Fundraising events can make for strange bedfellows, particularly when it comes to politics. But more than a few heads were turned, eyebrows were raised and stomachs were -- well, you get the picture -- when it was announced that former longtime rivals and now retired college basketball coaches Gary Williams and Jim Calhoun would be part of the same "Lunch with Legends" in New York City.
In town for a game Friday night between their two former teams at the Barclays Center in Brooklyn, N.Y., Williams and Calhoun broke only bread during a luncheon hosted by the Terrapin Club. Williams and Calhoun seem to have buried the proverbial hatchet in their well-publicized feud that flared up nearly a decade ago when the Terps and Huskies were both recruiting former Archbishop Spalding star Rudy Gay, who eventually chose Connecticut.
Back then, it reached a pretty nasty tipping point when Williams accused Calhoun of paying Gay's Baltimore-based AAU team for scheduling an exhibition game with the Beltway Ballers, a team made up of Gay's former AAU teammates. Gay was among several former Baltimore high school stars whose decision to reject the Terps for other high-profile programs led to Williams being criticized for his recruiting.
Though neither mentioned the sniping that led to Williams saying at the time that he "wouldn't pay $25,000" to help sway a recruit, they haven't exactly turned into golfing buddies in their respective retirements. When I mentioned to Calhoun after the luncheon how civil they were to each other, he immediately brought up the Baltimore Ballers and the fact that Williams "didn't like to recruit." He also said that Maryland had hosted a similar game when it was recruiting Nik Caner-Medley out of Calhoun's New England backyard.
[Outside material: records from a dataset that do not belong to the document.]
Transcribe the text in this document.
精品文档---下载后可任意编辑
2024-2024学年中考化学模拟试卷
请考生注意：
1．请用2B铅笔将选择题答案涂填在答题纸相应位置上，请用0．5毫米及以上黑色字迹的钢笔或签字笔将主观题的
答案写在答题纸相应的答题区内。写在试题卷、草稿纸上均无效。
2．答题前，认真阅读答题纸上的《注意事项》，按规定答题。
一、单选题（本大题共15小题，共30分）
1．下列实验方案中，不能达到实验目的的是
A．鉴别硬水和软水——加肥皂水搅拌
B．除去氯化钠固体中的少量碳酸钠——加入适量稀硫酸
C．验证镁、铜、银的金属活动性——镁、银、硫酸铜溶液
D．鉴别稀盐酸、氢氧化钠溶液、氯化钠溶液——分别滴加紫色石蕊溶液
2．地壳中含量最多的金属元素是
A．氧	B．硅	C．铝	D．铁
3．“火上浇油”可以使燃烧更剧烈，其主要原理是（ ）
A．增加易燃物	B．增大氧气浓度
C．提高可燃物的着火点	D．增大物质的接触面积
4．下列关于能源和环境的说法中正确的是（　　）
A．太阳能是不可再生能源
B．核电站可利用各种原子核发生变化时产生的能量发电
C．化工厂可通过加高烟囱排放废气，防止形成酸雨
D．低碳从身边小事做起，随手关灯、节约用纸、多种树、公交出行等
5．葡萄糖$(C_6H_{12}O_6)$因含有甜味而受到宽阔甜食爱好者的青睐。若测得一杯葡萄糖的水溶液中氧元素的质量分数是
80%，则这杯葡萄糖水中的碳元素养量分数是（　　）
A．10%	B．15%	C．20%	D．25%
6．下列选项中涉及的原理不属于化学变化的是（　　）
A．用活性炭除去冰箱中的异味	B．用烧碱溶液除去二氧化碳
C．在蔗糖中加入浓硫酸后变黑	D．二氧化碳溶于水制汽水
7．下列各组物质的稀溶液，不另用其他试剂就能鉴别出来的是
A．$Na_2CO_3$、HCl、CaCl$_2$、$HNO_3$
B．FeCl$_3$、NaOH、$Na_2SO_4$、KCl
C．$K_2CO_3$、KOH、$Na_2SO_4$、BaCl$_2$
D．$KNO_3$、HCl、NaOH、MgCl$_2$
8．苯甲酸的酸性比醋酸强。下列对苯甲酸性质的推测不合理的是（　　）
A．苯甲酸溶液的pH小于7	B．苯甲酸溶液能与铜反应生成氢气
And, oh by the way, it wasn't $25,000 that Calhoun paid to the Baltimore-based team.
"$27,000," he said.
Though it wasn't considered an NCAA violation, the NCAA did ban the practice a couple of years later. Other allegations followed Calhoun toward the end of his career at Connecticut, and he was forced to sit out the first three Big East games of what turned out to be his final season at Connecticut after Yahoo Sports reported that the basketball program failed to comply with NCAA rules.
Calhoun, who retired amid health problems a little more than a year after winning his third national championship in 2011, spent much of a question-and-answer session Friday hosted by NBC Sports commentator Jimmy Roberts, a Maryland graduate, talking about how much respect he had for Williams. Calhoun put Williams in a pantheon that also included Duke's Mike Krzyzewski and Syracuse's Jim Boeheim.
Trying to make a point about how you don't have to be named Krzyzewski or Rick Pitino to win multiple titles, Calhoun happened to mention that the Huskies are the only program to have won three titles in the past 12 years.
Calhoun said that he liked the Huskies in Friday's matchup, not just because he is still paid as a fund raiser and has strong ties to the school, but also because "I think their guards are going to be able to pressure Maryland with Seth Allen out."
This marks Williams' first time seeing the Terps in person since the 2011-12 season, when he came to Comcast Center the night the court was named in his honor during a game against Duke.
Williams said before his appearance at Cole Field House last month for Maryland Madness that he has purposely stayed away from College Park so as not to appear that he is looking over Mark Turgeon's shoulder.
It's also still difficult.
"It's easier not to, for Mark and everyone involved," Williams said.